Mungkin anda bertanya-tanya setelah puluhan tahun berlalu, apakah ada perubahan pada Jam Gadang? Jawabannya tentu saja ada. Dalam perkembangannya hingga saat ini, ornamen Jam Gadang telah beberapa kali mengalami perubahan. Perubahan tersebut khususnya pada bagian atap.
Pada saat pertama kali dibangun, atap menara Jam Gadang berbentuk bulat dan berdiri patung ayam jantan diatasnya yang menghadap ke arah timur. Ornamen ini adalah khas masyarakat Eropa. Setelah itu, ketika masa penjajahan Jepang berlangsung, atap tersebut direnovasi kembali menjadi bentuk seperti Pagoda atau Klenteng. Sampai akhirnya setelah Indonesia memperoleh kemerdekaan, di ubah lagi menjadi bentuk seperti adat rumah Minangkabau.
Tidak berhenti sampai disitu, Renovasi terakhir Jam Gadang dilakukan tahun 2010 lalu oleh Badan Pelestarian Pusaka Indonesia (BPPI). Dalam pe-renovasi-anya mereka bekerja sama dengan Kedutaan Besar Belanda di Jakarta dan pemerintah Kota Bukittinggi. Renovasi tersebut akhirnya diresmikan per tanggal 22 Desember 2010. Tepatnya pada saat ulang tahun kota Bukittinggi ke-262.
Se-Eksklusif Bigben – London
Jam Gadang memiliki luas sekitar 13 x 4 meter dengan tinggi 26 meter. Bagian dalamnya terdiri dari beberapa tingkatan. Nah, pada bagian teratas dijadikan tempat penyimpanan bandul.
Anda masih ingat dengan gempa yang menerjang kota Bukittinggi tahun 2007 silam? Yup, gempa berkekuatan 5,8-6,4 skala richter tersebut berhasil membuat bandul Jam Gadang patah. Namun dengan gesit, pemerintah Bukittinggi langsung menggantinya dengan yang baru. Jadi, bandul yang anda lihat sekarang ini adalah versi anyar.
Mesin Jam Gadang juga tidak dibuat biasa, loh. Melainkan sangat eksklusif. Mesin tersebut hanya ada dua unit saja di dunia. Satu dipakai di jam besar Big Ben di London, Inggris dan satunya lagi pada Jam Gadang. Mesin jam ini bernama Brixlion dibuat oleh perusahaan asal Jerman bernama Vortmann Relinghausen. Keren sekali, bukan?
Wajah Baru Jam Gadang
Jam Gadang saat ini hadir dengan wajah baru dan atmosfer baru. Taman di sekitar Jam Gadang kini sudah diperluas. Selain itu Jam Gadang pun sekarang dijadikan sebagai ruang terbuka bagi masyarakat sekitar yang ingin menyelenggarakan berbagai event tertentu, seperti festival, bazar dan lain-lain.

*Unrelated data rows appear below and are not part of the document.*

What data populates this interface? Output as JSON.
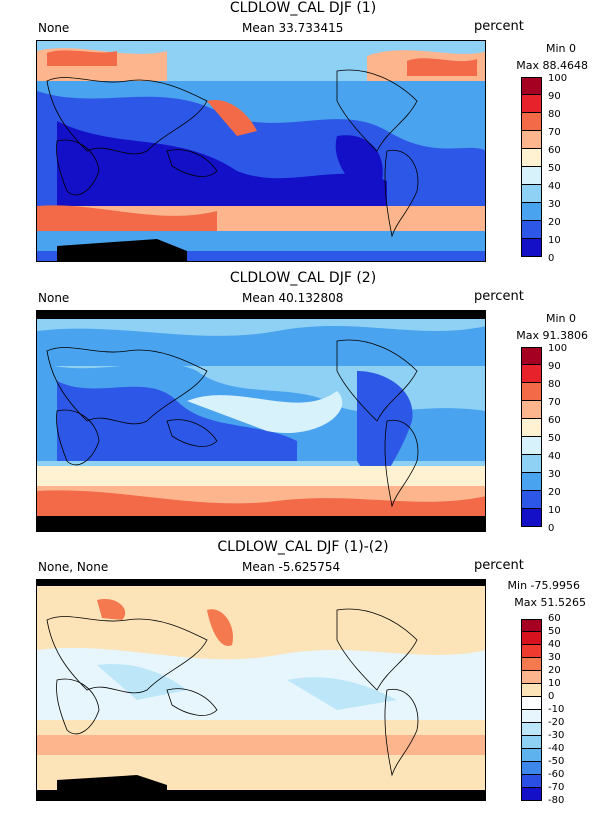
{
  "panels": [
    {
      "title": "CLDLOW_CAL DJF (1)",
      "left_label": "None",
      "mean_label": "Mean 33.733415",
      "units": "percent",
      "min_label": "Min 0",
      "max_label": "Max 88.4648",
      "colorbar": {
        "ticks": [
          "100",
          "90",
          "80",
          "70",
          "60",
          "50",
          "40",
          "30",
          "20",
          "10",
          "0"
        ],
        "colors": [
          "#a50021",
          "#e8222a",
          "#f26a47",
          "#fcb58d",
          "#fff2d2",
          "#d8f2fb",
          "#8fd1f4",
          "#4aa3ee",
          "#2d57e6",
          "#1310c8"
        ]
      }
    },
    {
      "title": "CLDLOW_CAL DJF (2)",
      "left_label": "None",
      "mean_label": "Mean 40.132808",
      "units": "percent",
      "min_label": "Min 0",
      "max_label": "Max 91.3806",
      "colorbar": {
        "ticks": [
          "100",
          "90",
          "80",
          "70",
          "60",
          "50",
          "40",
          "30",
          "20",
          "10",
          "0"
        ],
        "colors": [
          "#a50021",
          "#e8222a",
          "#f26a47",
          "#fcb58d",
          "#fff2d2",
          "#d8f2fb",
          "#8fd1f4",
          "#4aa3ee",
          "#2d57e6",
          "#1310c8"
        ]
      }
    },
    {
      "title": "CLDLOW_CAL DJF (1)-(2)",
      "left_label": "None, None",
      "mean_label": "Mean -5.625754",
      "units": "percent",
      "min_label": "Min -75.9956",
      "max_label": "Max 51.5265",
      "colorbar": {
        "ticks": [
          "60",
          "50",
          "40",
          "30",
          "20",
          "10",
          "0",
          "-10",
          "-20",
          "-30",
          "-40",
          "-50",
          "-60",
          "-70",
          "-80"
        ],
        "colors": [
          "#a50021",
          "#d5121e",
          "#ee3a2f",
          "#f5794f",
          "#fcb58d",
          "#fde3b8",
          "#ffffff",
          "#e6f6fc",
          "#bde7f8",
          "#8fd1f4",
          "#5eb3ef",
          "#3d86ea",
          "#2a4fe2",
          "#1310c8"
        ]
      }
    }
  ]
}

Ada beberapa café yang dapat dijadikan tempat nongkrong sambil menikmati pemandangan. Jika ingin belanja oleh-oleh untuk dibawa pulang, disekitar Jam Gadang terdapat beberapa pasar yang bisa dikunjungi. Para pedagang disana banyak menjajakan aneka pernak-pernik khas Bukittinggi seperti kaos, kemeja, pin dan lain-lain.
Apabila anda datang pada malam hari, maka akan menyaksikan atraksi dari air mancur berwarna-warni yang sangat keren jika anda jadikan background untuk berfoto atau merekam video.

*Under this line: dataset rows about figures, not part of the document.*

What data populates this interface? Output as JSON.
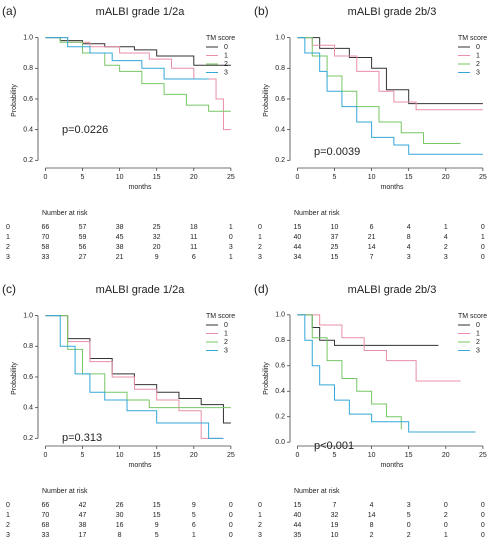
{
  "chart_data": [
    {
      "type": "line",
      "panel": "(a)",
      "title": "mALBI grade 1/2a",
      "annotation": "p=0.0226",
      "x_label": "months",
      "y_label": "Probability",
      "legend_title": "TM score",
      "xlim": [
        -1,
        26.5
      ],
      "xticks": [
        0,
        5,
        10,
        15,
        20,
        25
      ],
      "ylim": [
        0.15,
        1.03
      ],
      "yticks": [
        {
          "value": 0.2,
          "label": "0.2"
        },
        {
          "value": 0.4,
          "label": "0.4"
        },
        {
          "value": 0.6,
          "label": "0.6"
        },
        {
          "value": 0.8,
          "label": "0.8"
        },
        {
          "value": 1,
          "label": "1.0"
        }
      ],
      "series": [
        {
          "name": "0",
          "color": "#333333",
          "x": [
            0,
            2,
            5,
            8,
            12,
            15,
            20,
            25
          ],
          "values": [
            1,
            0.98,
            0.96,
            0.94,
            0.92,
            0.88,
            0.82,
            0.82
          ]
        },
        {
          "name": "1",
          "color": "#e88fa5",
          "x": [
            0,
            3,
            6,
            10,
            14,
            17,
            20,
            23,
            24,
            25
          ],
          "values": [
            1,
            0.97,
            0.94,
            0.9,
            0.86,
            0.8,
            0.73,
            0.6,
            0.4,
            0.4
          ]
        },
        {
          "name": "2",
          "color": "#77c766",
          "x": [
            0,
            2,
            5,
            8,
            10,
            13,
            16,
            19,
            22,
            25
          ],
          "values": [
            1,
            0.97,
            0.9,
            0.82,
            0.78,
            0.7,
            0.63,
            0.56,
            0.52,
            0.52
          ]
        },
        {
          "name": "3",
          "color": "#33a8d8",
          "x": [
            0,
            3,
            6,
            9,
            13,
            16,
            22
          ],
          "values": [
            1,
            0.94,
            0.9,
            0.85,
            0.8,
            0.73,
            0.73
          ]
        }
      ],
      "risk_table": {
        "title": "Number at risk",
        "rows": [
          [
            66,
            57,
            38,
            25,
            18,
            1
          ],
          [
            70,
            59,
            45,
            32,
            11,
            0
          ],
          [
            58,
            56,
            38,
            20,
            11,
            3
          ],
          [
            33,
            27,
            21,
            9,
            6,
            1
          ]
        ]
      }
    },
    {
      "type": "line",
      "panel": "(b)",
      "title": "mALBI grade 2b/3",
      "annotation": "p=0.0039",
      "x_label": "months",
      "y_label": "Probability",
      "legend_title": "TM score",
      "xlim": [
        -1,
        26.5
      ],
      "xticks": [
        0,
        5,
        10,
        15,
        20,
        25
      ],
      "ylim": [
        0.15,
        1.03
      ],
      "yticks": [
        {
          "value": 0.2,
          "label": "0.2"
        },
        {
          "value": 0.4,
          "label": "0.4"
        },
        {
          "value": 0.6,
          "label": "0.6"
        },
        {
          "value": 0.8,
          "label": "0.8"
        },
        {
          "value": 1,
          "label": "1.0"
        }
      ],
      "series": [
        {
          "name": "0",
          "color": "#333333",
          "x": [
            0,
            3,
            7,
            10,
            12,
            15,
            25
          ],
          "values": [
            1,
            0.93,
            0.87,
            0.8,
            0.66,
            0.57,
            0.57
          ]
        },
        {
          "name": "1",
          "color": "#e88fa5",
          "x": [
            0,
            2,
            5,
            8,
            11,
            13,
            16,
            25
          ],
          "values": [
            1,
            0.95,
            0.88,
            0.78,
            0.65,
            0.58,
            0.53,
            0.53
          ]
        },
        {
          "name": "2",
          "color": "#77c766",
          "x": [
            0,
            2,
            4,
            6,
            8,
            11,
            14,
            17,
            22
          ],
          "values": [
            1,
            0.88,
            0.75,
            0.65,
            0.55,
            0.45,
            0.38,
            0.31,
            0.31
          ]
        },
        {
          "name": "3",
          "color": "#33a8d8",
          "x": [
            0,
            1,
            3,
            4,
            6,
            8,
            10,
            13,
            15,
            25
          ],
          "values": [
            1,
            0.9,
            0.78,
            0.65,
            0.55,
            0.45,
            0.35,
            0.3,
            0.24,
            0.24
          ]
        }
      ],
      "risk_table": {
        "title": "Number at risk",
        "rows": [
          [
            15,
            10,
            6,
            4,
            1,
            0
          ],
          [
            40,
            37,
            21,
            8,
            4,
            1
          ],
          [
            44,
            25,
            14,
            4,
            2,
            0
          ],
          [
            34,
            15,
            7,
            3,
            3,
            0
          ]
        ]
      }
    },
    {
      "type": "line",
      "panel": "(c)",
      "title": "mALBI grade 1/2a",
      "annotation": "p=0.313",
      "x_label": "months",
      "y_label": "Probability",
      "legend_title": "TM score",
      "xlim": [
        -1,
        26.5
      ],
      "xticks": [
        0,
        5,
        10,
        15,
        20,
        25
      ],
      "ylim": [
        0.15,
        1.03
      ],
      "yticks": [
        {
          "value": 0.2,
          "label": "0.2"
        },
        {
          "value": 0.4,
          "label": "0.4"
        },
        {
          "value": 0.6,
          "label": "0.6"
        },
        {
          "value": 0.8,
          "label": "0.8"
        },
        {
          "value": 1,
          "label": "1.0"
        }
      ],
      "series": [
        {
          "name": "0",
          "color": "#333333",
          "x": [
            0,
            3,
            6,
            9,
            12,
            15,
            18,
            21,
            24,
            25
          ],
          "values": [
            1,
            0.85,
            0.72,
            0.62,
            0.55,
            0.5,
            0.46,
            0.42,
            0.3,
            0.3
          ]
        },
        {
          "name": "1",
          "color": "#e88fa5",
          "x": [
            0,
            3,
            6,
            9,
            12,
            15,
            18,
            21,
            24
          ],
          "values": [
            1,
            0.83,
            0.7,
            0.6,
            0.52,
            0.45,
            0.38,
            0.2,
            0.2
          ]
        },
        {
          "name": "2",
          "color": "#77c766",
          "x": [
            0,
            3,
            5,
            8,
            11,
            14,
            20,
            25
          ],
          "values": [
            1,
            0.78,
            0.62,
            0.5,
            0.45,
            0.4,
            0.4,
            0.4
          ]
        },
        {
          "name": "3",
          "color": "#33a8d8",
          "x": [
            0,
            2,
            4,
            6,
            8,
            11,
            15,
            20,
            22,
            24
          ],
          "values": [
            1,
            0.8,
            0.62,
            0.5,
            0.45,
            0.38,
            0.3,
            0.3,
            0.2,
            0.2
          ]
        }
      ],
      "risk_table": {
        "title": "Number at risk",
        "rows": [
          [
            66,
            42,
            26,
            15,
            9,
            0
          ],
          [
            70,
            47,
            30,
            15,
            5,
            0
          ],
          [
            68,
            38,
            16,
            9,
            6,
            0
          ],
          [
            33,
            17,
            8,
            5,
            1,
            0
          ]
        ]
      }
    },
    {
      "type": "line",
      "panel": "(d)",
      "title": "mALBI grade 2b/3",
      "annotation": "p<0.001",
      "x_label": "months",
      "y_label": "Probability",
      "legend_title": "TM score",
      "xlim": [
        -1,
        26.5
      ],
      "xticks": [
        0,
        5,
        10,
        15,
        20,
        25
      ],
      "ylim": [
        -0.03,
        1.03
      ],
      "yticks": [
        {
          "value": 0,
          "label": "0.0"
        },
        {
          "value": 0.2,
          "label": "0.2"
        },
        {
          "value": 0.4,
          "label": "0.4"
        },
        {
          "value": 0.6,
          "label": "0.6"
        },
        {
          "value": 0.8,
          "label": "0.8"
        },
        {
          "value": 1,
          "label": "1.0"
        }
      ],
      "series": [
        {
          "name": "0",
          "color": "#333333",
          "x": [
            0,
            2,
            3,
            5,
            19
          ],
          "values": [
            1,
            0.9,
            0.8,
            0.76,
            0.76
          ]
        },
        {
          "name": "1",
          "color": "#e88fa5",
          "x": [
            0,
            3,
            6,
            9,
            12,
            16,
            22
          ],
          "values": [
            1,
            0.92,
            0.82,
            0.72,
            0.64,
            0.48,
            0.48
          ]
        },
        {
          "name": "2",
          "color": "#77c766",
          "x": [
            0,
            2,
            4,
            6,
            8,
            10,
            12,
            14
          ],
          "values": [
            1,
            0.82,
            0.64,
            0.5,
            0.4,
            0.3,
            0.2,
            0.1
          ]
        },
        {
          "name": "3",
          "color": "#33a8d8",
          "x": [
            0,
            1,
            2,
            3,
            5,
            7,
            10,
            15,
            24
          ],
          "values": [
            1,
            0.8,
            0.6,
            0.45,
            0.33,
            0.22,
            0.16,
            0.08,
            0.08
          ]
        }
      ],
      "risk_table": {
        "title": "Number at risk",
        "rows": [
          [
            15,
            7,
            4,
            3,
            0,
            0
          ],
          [
            40,
            32,
            14,
            5,
            2,
            0
          ],
          [
            44,
            19,
            8,
            0,
            0,
            0
          ],
          [
            35,
            10,
            2,
            2,
            1,
            0
          ]
        ]
      }
    }
  ]
}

Tertulis dijadwal bahwa air mancur tersebut baru akan bertaraksi dari pukul 7 hingga 10 malam. Lampu-lampu yang menyala pada Jam Gadang pun semakin menambah grande-nya suasana di sana.

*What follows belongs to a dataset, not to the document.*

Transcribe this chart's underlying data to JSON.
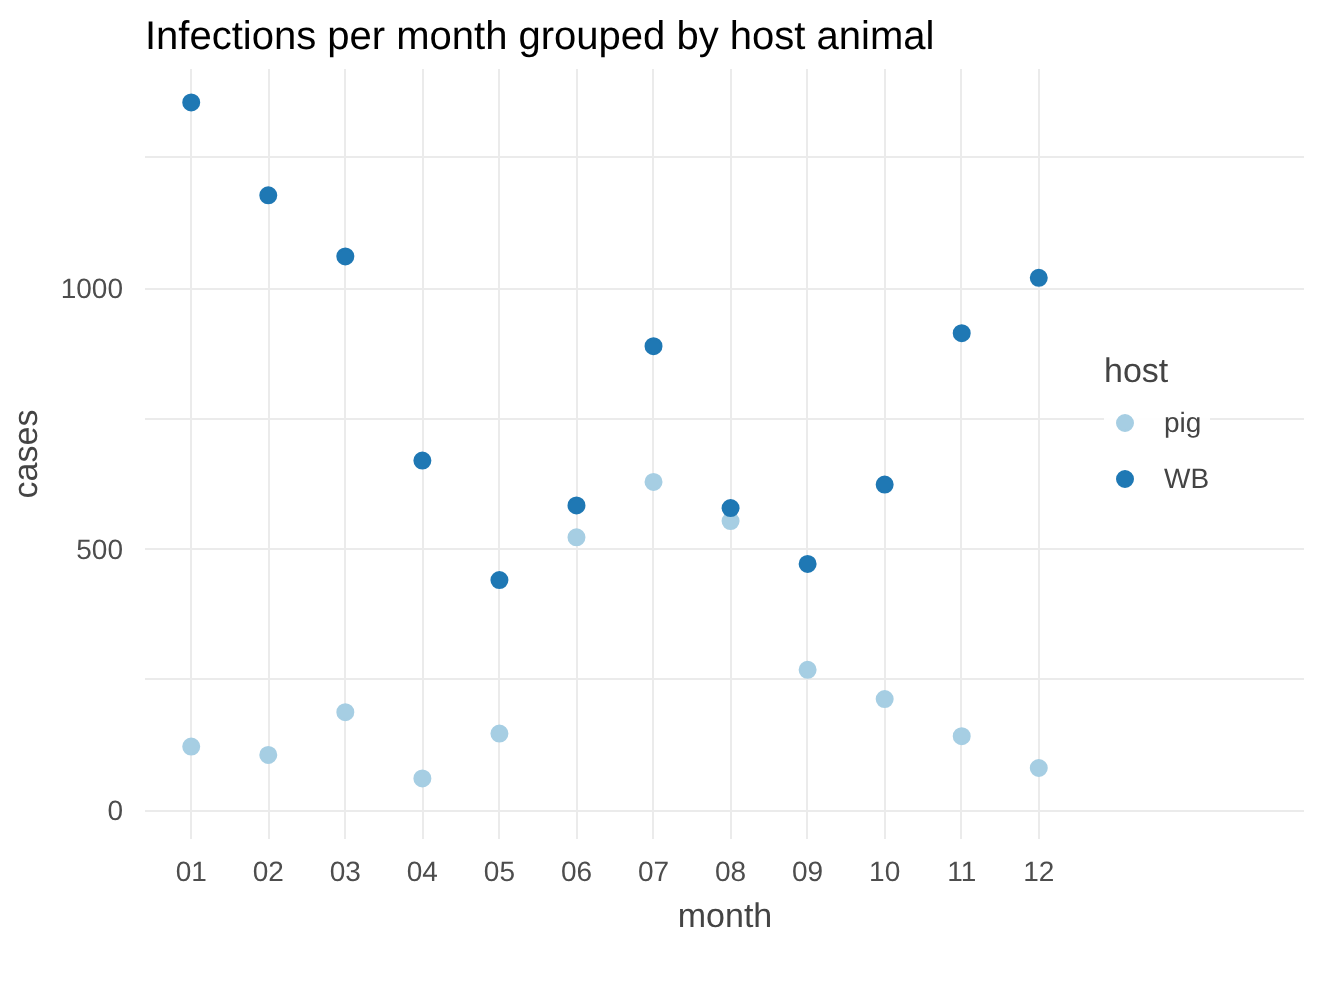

Untuk mencapai lokasi Jam Gadang, para wisatawan bisa menggunakan jalur darat. Jika datang dari Kota Padang perjalanan dapat ditempuh dengan estimasi 2 jam. Setelah anda sampai di kota Bukit Tinggi, maka bisa melanjutkan perjalanan langsung ke lokasi Jam Gadang.
Misteri Angka IV Pada Jam Gadang
Jika anda lebih teliti ada yang unik dengan pemilihan angka 4 pada Jam Gadang. Jam ini memang memakai angka romawi sebagai penunjuk waktunya, namun angka 4 yang seharusnya ditulis IV ternyata di Jam Gadang justru IIII, loh. Kira-kira kenapa, ya?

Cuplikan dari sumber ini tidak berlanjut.